Las Cumbres is a stratovolcano in Puebla, Mexico. It features an amphitheater-shaped caldera measuring 4 km across with its eastern wall breached. Major lava flows around the volcano are andesitic. Inside the crater is a dacitic lava dome. Previously thought to be as tall as Pico de Orizaba, the cone was destroyed in an ancient debris avalanche.

==Volcanism==
Much of Las Cumbres formed during the early to middle Pleistocene, and volcanism ended by the late Pleistocene. At the time, the volcanic cone was glaciated, similar to all volcanoes taller than 4,000 m. Prior to a major cone collapse, Las Cumbres may have been approximately the same height as Pico de Orizaba (5,675 m). The catastrophic eruption has been dated to approximately 16,980 ± 870 years Before Present, beginning with phreatomagmatic explosions as magma interacted with the glaciers. This also generated significant lahars. The eruption transitioned to a plinian phase when external water could not make contact with magma. The volcano erupting about 4 km3 of magma in this stage which triggered the cone's collapse.

The collapse was directed to the east, depositing an estimated 60–80 km3 of the cone towards the present-day Huitzilapan and Pescados rivers. Field survey indicated the deposit covered 1,500 km2. Close to the volcano, these deposits were up to 100 m thick and clastic rocks were the size of boulders. Some 20 km away, the collapse avalanche transitioned into a debris flow. Near the Gulf of Mexico, some 120 km away, the flow became hyperconcentrated.

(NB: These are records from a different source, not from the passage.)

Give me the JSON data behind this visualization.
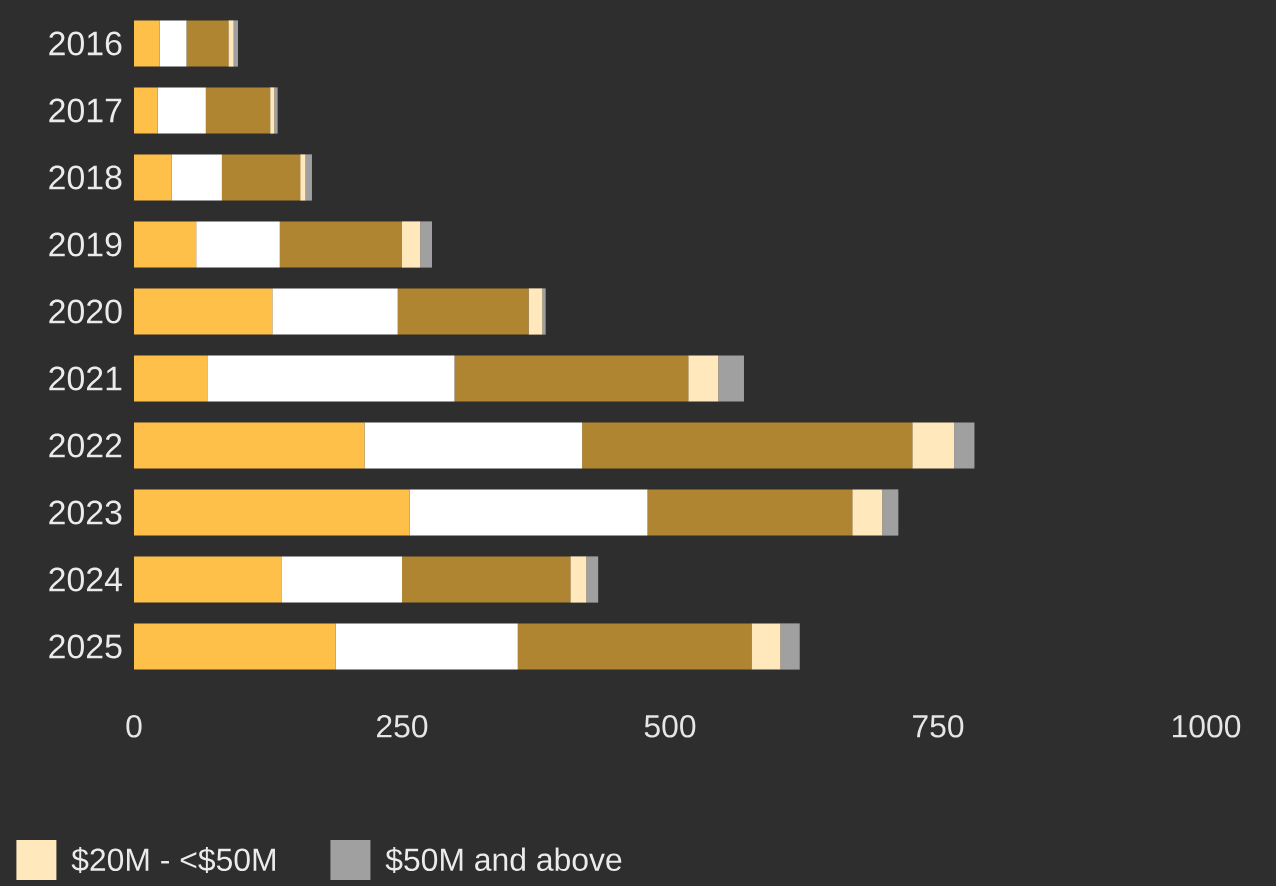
{
  "chart_data": {
    "type": "bar",
    "orientation": "horizontal",
    "stacked": true,
    "categories": [
      "2016",
      "2017",
      "2018",
      "2019",
      "2020",
      "2021",
      "2022",
      "2023",
      "2024",
      "2025"
    ],
    "series": [
      {
        "color": "#ffc04a",
        "values": [
          24,
          22,
          35,
          58,
          129,
          69,
          215,
          257,
          138,
          188
        ]
      },
      {
        "color": "#ffffff",
        "values": [
          25,
          45,
          47,
          78,
          117,
          230,
          203,
          222,
          112,
          170
        ]
      },
      {
        "color": "#b08532",
        "values": [
          39,
          60,
          73,
          114,
          122,
          218,
          308,
          191,
          157,
          218
        ]
      },
      {
        "name": "$20M - <$50M",
        "color": "#ffe8bc",
        "values": [
          5,
          4,
          5,
          17,
          13,
          28,
          39,
          28,
          15,
          27
        ]
      },
      {
        "name": "$50M and above",
        "color": "#a0a0a0",
        "values": [
          4,
          3,
          6,
          11,
          3,
          24,
          19,
          15,
          11,
          18
        ]
      }
    ],
    "xlim": [
      0,
      1000
    ],
    "xticks": [
      0,
      250,
      500,
      750,
      1000
    ],
    "legend": "bottom"
  }
}
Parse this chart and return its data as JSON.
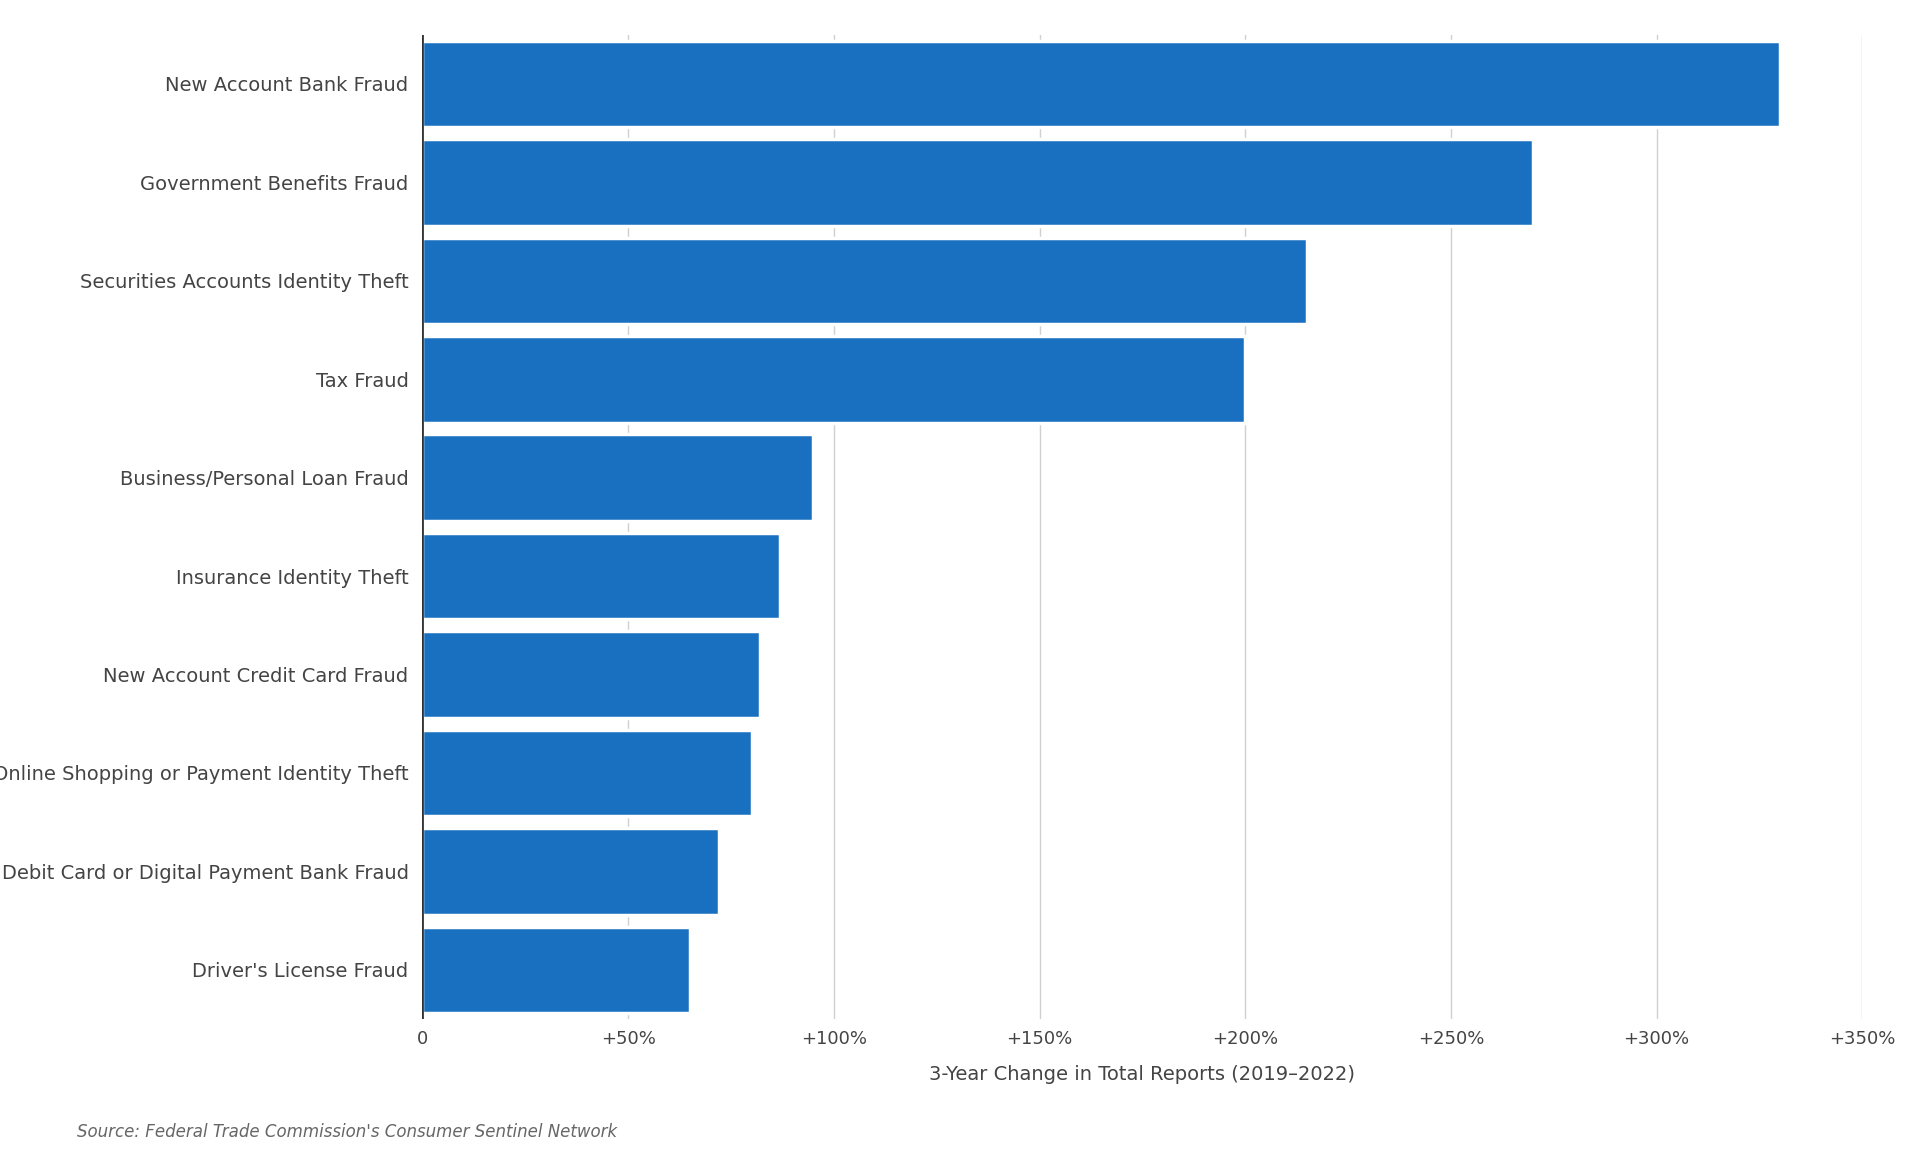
{
  "categories": [
    "Driver's License Fraud",
    "Debit Card or Digital Payment Bank Fraud",
    "Online Shopping or Payment Identity Theft",
    "New Account Credit Card Fraud",
    "Insurance Identity Theft",
    "Business/Personal Loan Fraud",
    "Tax Fraud",
    "Securities Accounts Identity Theft",
    "Government Benefits Fraud",
    "New Account Bank Fraud"
  ],
  "values": [
    65,
    72,
    80,
    82,
    87,
    95,
    200,
    215,
    270,
    330
  ],
  "bar_color": "#1a70c0",
  "background_color": "#ffffff",
  "xlabel": "3-Year Change in Total Reports (2019–2022)",
  "source": "Source: Federal Trade Commission's Consumer Sentinel Network",
  "xlim": [
    0,
    350
  ],
  "xtick_values": [
    0,
    50,
    100,
    150,
    200,
    250,
    300,
    350
  ],
  "xtick_labels": [
    "0",
    "+50%",
    "+100%",
    "+150%",
    "+200%",
    "+250%",
    "+300%",
    "+350%"
  ],
  "bar_height": 0.88,
  "fig_width": 19.2,
  "fig_height": 11.58,
  "xlabel_fontsize": 14,
  "ytick_fontsize": 14,
  "xtick_fontsize": 13,
  "source_fontsize": 12,
  "grid_color": "#d0d0d0",
  "bar_edge_color": "white",
  "bar_linewidth": 2.5
}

Following the collapse, the eruption entered its vulcanian phase when water was able to interact with magma. This caused phreatomagmatic eruptions to resume, and another plinian eruptive phase occurred when the unobstructed volcanic vent allowed magma to flow. The horseshoe-shaped caldera and collapse deposit was partly buried by a lava flow. The dacitic lava dome marked the end stage of the eruption phase.